Überraschend kommt das nicht: Die Stimmung der Konsumenten in der Schweiz ist so mies wie noch nie seit 1972. Herr und Frau Schweizer beurteilen die Wirtschaftsentwicklung als schlecht, sie haben kein Interesse an grösseren Anschaffungen und ihre eigene finanzielle Lage – so erwarten sie – dürfte sich in den nächsten Monaten verschlechtern.
Die neue Erhebung des Wirtschafts-Staatssekretariats Seco zeigt, wie sehr der «Great Lockdown» den Konsumenten die Laune verdirbt. Die schlechte Stimmung trifft damit den wichtigsten Teil der Wirtschaft – denn der private Konsum ist für 60 Prozent der Wirtschaftsleistung in der Schweiz verantwortlich.
Bleierne Zeit
Das heisst auch: Solange diese Werte nicht drehen, rückt jede konjunkturelle Erholung in die Ferne. Und die Schweiz steht nicht alleine da: Auch aus Deutschland, Kanada, den USA oder Australien meldeten die entsprechenden Indikatoren in den letzten Tagen neue Rekordtiefs in der Stimmung. Was sich indirekt auch in den Schweizer Exportstatistiken oder in Tourismuszahlen niederschlagen dürfte.
Die entscheidende Frage: Wie langwierig ist das? Wie nachhaltig? Es hängt nun definitiv davon ab, wie lange es dauert bis zum Impfstoff. Die Politik eröffnet nun eine Phase, die der bekannte Wirtschaftshistoriker Niall Ferguson als «post-lockdown, pre-vaccine» bezeichnet. Zu Deutsch: eine graue Zeit.
Menschenmengen = Spass
In dieser Phase, so Ferguson, würden alle Branchen weiter schrumpfen, die ein gewisses Mass an Nähe benötigen: Detailhandel, Luftverkehr, Bildung, Live-Kultur, Hotels, Restaurants… Es sei eine Illusion, dass demnächst ein «neuer Normalzustand» erreicht werde – immerhin sei Spass für die meisten Menschen so ziemlich das gleiche wie Menschenansammlungen. «Das kommende Jahr wird sowohl im psychologischen als auch im wirtschaftlichen Sinn eine Zeit der Depression werden», so Fergusons Folgerung.
Eine Ahnung davon, wie sich die Konsumentenstimmung entwickelt, gibt wohl der Blick nach China: Dort gilt die Virus-Krise als überwunden, und das Regime bemüht sich, wieder den Normalzustand auszurufen. Doch die Konsumausgaben bleiben gedämpft. Eine Umfrage ergab unlängst, dass 86 Prozent der Verbraucher vorhaben, im laufenden Jahr ihre Ausgaben für Luxusgüter zu beschränken. Ein weiteres Beispiel: Der Absatz von H&M lag auch Ende März noch 79 Prozent unter dem Vorjahresniveau.

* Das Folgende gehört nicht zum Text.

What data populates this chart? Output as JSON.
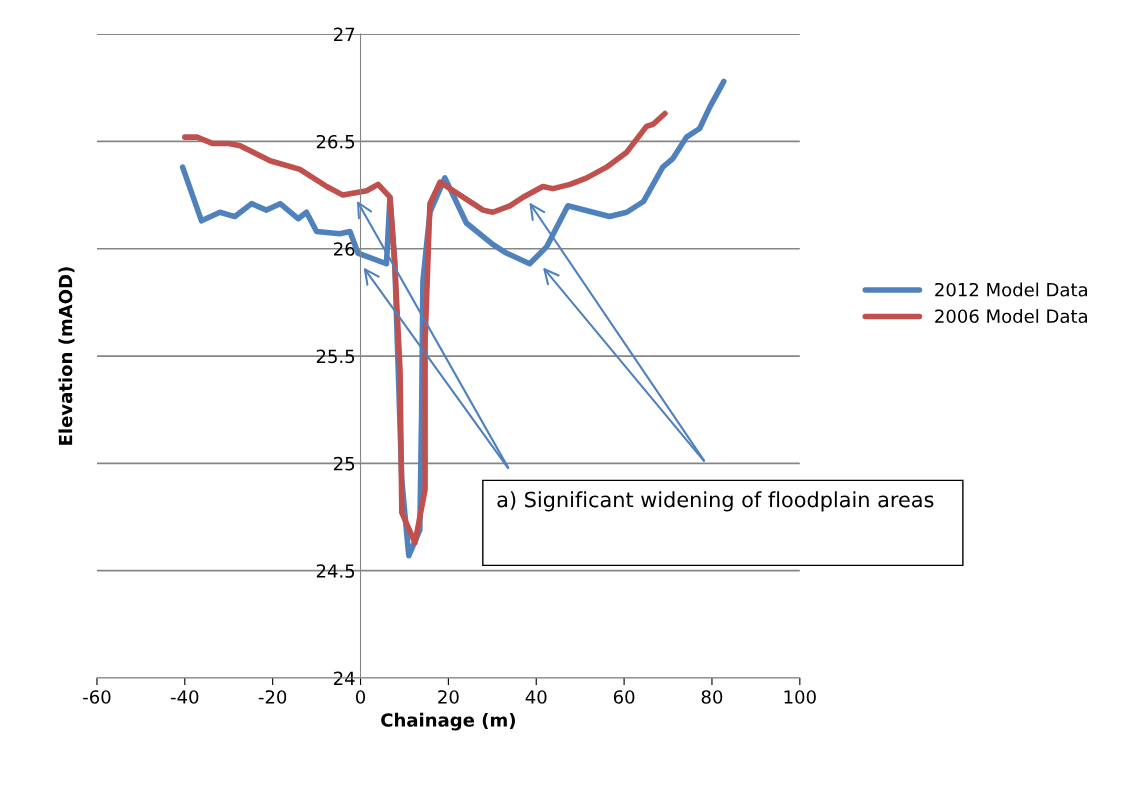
{
  "chart_data": {
    "type": "line",
    "xlabel": "Chainage (m)",
    "ylabel": "Elevation (mAOD)",
    "xlim": [
      -60,
      100
    ],
    "xticks": [
      -60,
      -40,
      -20,
      0,
      20,
      40,
      60,
      80,
      100
    ],
    "ylim": [
      24,
      27
    ],
    "yticks": [
      24,
      24.5,
      25,
      25.5,
      26,
      26.5,
      27
    ],
    "grid": "y",
    "legend": "right",
    "marker": "none",
    "line_style": "solid",
    "annotations": [
      "a) Significant widening of floodplain areas"
    ],
    "series": [
      {
        "name": "2012 Model Data",
        "color": "#4f81bd",
        "x": [
          -40.5,
          -36.2,
          -32,
          -28.6,
          -24.8,
          -21.4,
          -18.3,
          -14.2,
          -12.3,
          -10,
          -4.7,
          -2.4,
          -0.6,
          5.9,
          6.7,
          7.8,
          9.4,
          10.8,
          11,
          13.5,
          13.9,
          14.2,
          15.8,
          19.2,
          24.1,
          30.1,
          33.2,
          38.5,
          42.4,
          47.2,
          56.7,
          60.6,
          64.4,
          68.8,
          71.1,
          74.2,
          77.2,
          79.5,
          82.7
        ],
        "values": [
          26.38,
          26.13,
          26.17,
          26.15,
          26.21,
          26.18,
          26.21,
          26.14,
          26.17,
          26.08,
          26.07,
          26.08,
          25.98,
          25.93,
          26.24,
          25.93,
          24.92,
          24.61,
          24.57,
          24.69,
          25.23,
          25.85,
          26.17,
          26.33,
          26.12,
          26.02,
          25.98,
          25.93,
          26.01,
          26.2,
          26.15,
          26.17,
          26.22,
          26.38,
          26.42,
          26.52,
          26.56,
          26.66,
          26.78
        ]
      },
      {
        "name": "2006 Model Data",
        "color": "#c0504d",
        "x": [
          -40,
          -37.2,
          -33.6,
          -30,
          -27.4,
          -20.6,
          -13.8,
          -7.7,
          -4,
          1.4,
          4,
          6.7,
          7.8,
          9,
          9.4,
          12.4,
          14.7,
          14.7,
          15.8,
          18.1,
          27.9,
          30.1,
          34,
          37,
          41.5,
          43.8,
          47.7,
          51.5,
          56,
          60.6,
          65.1,
          66.6,
          69.3
        ],
        "values": [
          26.52,
          26.52,
          26.49,
          26.49,
          26.48,
          26.41,
          26.37,
          26.29,
          26.25,
          26.27,
          26.3,
          26.24,
          25.93,
          25.43,
          24.77,
          24.63,
          24.88,
          25.57,
          26.21,
          26.31,
          26.18,
          26.17,
          26.2,
          26.24,
          26.29,
          26.28,
          26.3,
          26.33,
          26.38,
          26.45,
          26.57,
          26.58,
          26.63
        ]
      }
    ]
  }
}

Eine Erhebung der Beratungsfirma McKinsey ging der Frage nach, wo Chinas Konsumenten denn nun wieder kräftig zulangen – wo sie aber weniger ausgeben als zuvor. Die Antworten: In 21 Bereichen dürfte weniger konsumiert werden – beispielsweise für Heimelektronik, Schmuck, Hotelübernachtungen, Reisen, Restaurants, Veranstaltungen. Und nur in 10 Bereichen gaben die Befragten an, dass sie wohl eher mehr ausgeben wollen: Lebensmittel, Kinderprodukte, Haushaltswaren, Kosmetika und Körperpflege, Heimunterhaltung, Fitness & Wellness, Benzin.
Natürlich lassen sich die Signale aus der Volksrepublik nicht direkt auf die Schweiz übertragen. Doch eine Kernaussage drängt sich auf: Die Menschen werden nach den Lockdowns wohl vorsichtiger und zurückhaltender sein.

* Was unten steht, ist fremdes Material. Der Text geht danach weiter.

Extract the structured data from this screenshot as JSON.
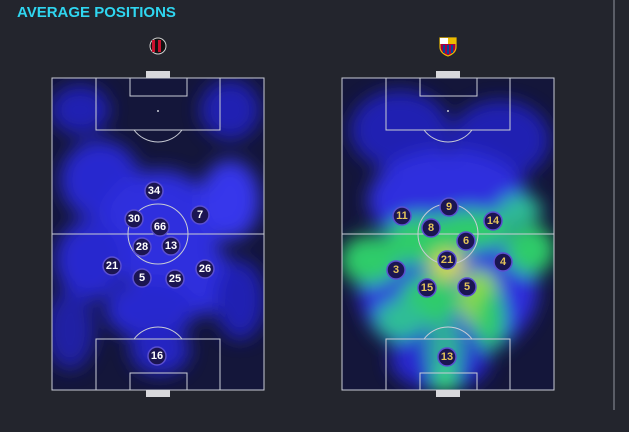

In der McKinsey-Befragung wurden übrigens Menschen aus zahlreichen Ländern befragt, darunter den grossen Staaten Europas. Eine klare Tendenz dabei: Die Konsumenten in Schwellenländern wie China, Indien, Brasilien und Indonesien zeigten sich grundsätzlich optimistischer. Sie erwarten viel stärker als die Europäer, dass die Zeiten bald wieder besser werden.
- Niall Ferguson, «Don’t bet on a quick global resurrection: The speed of the economic recovery will be more tortoise than hare», in: «Sunday Times», 12. April 2020.
- McKinsey & Company: «A global view of how consumer behavior is changing amid COVID-19», April 2020.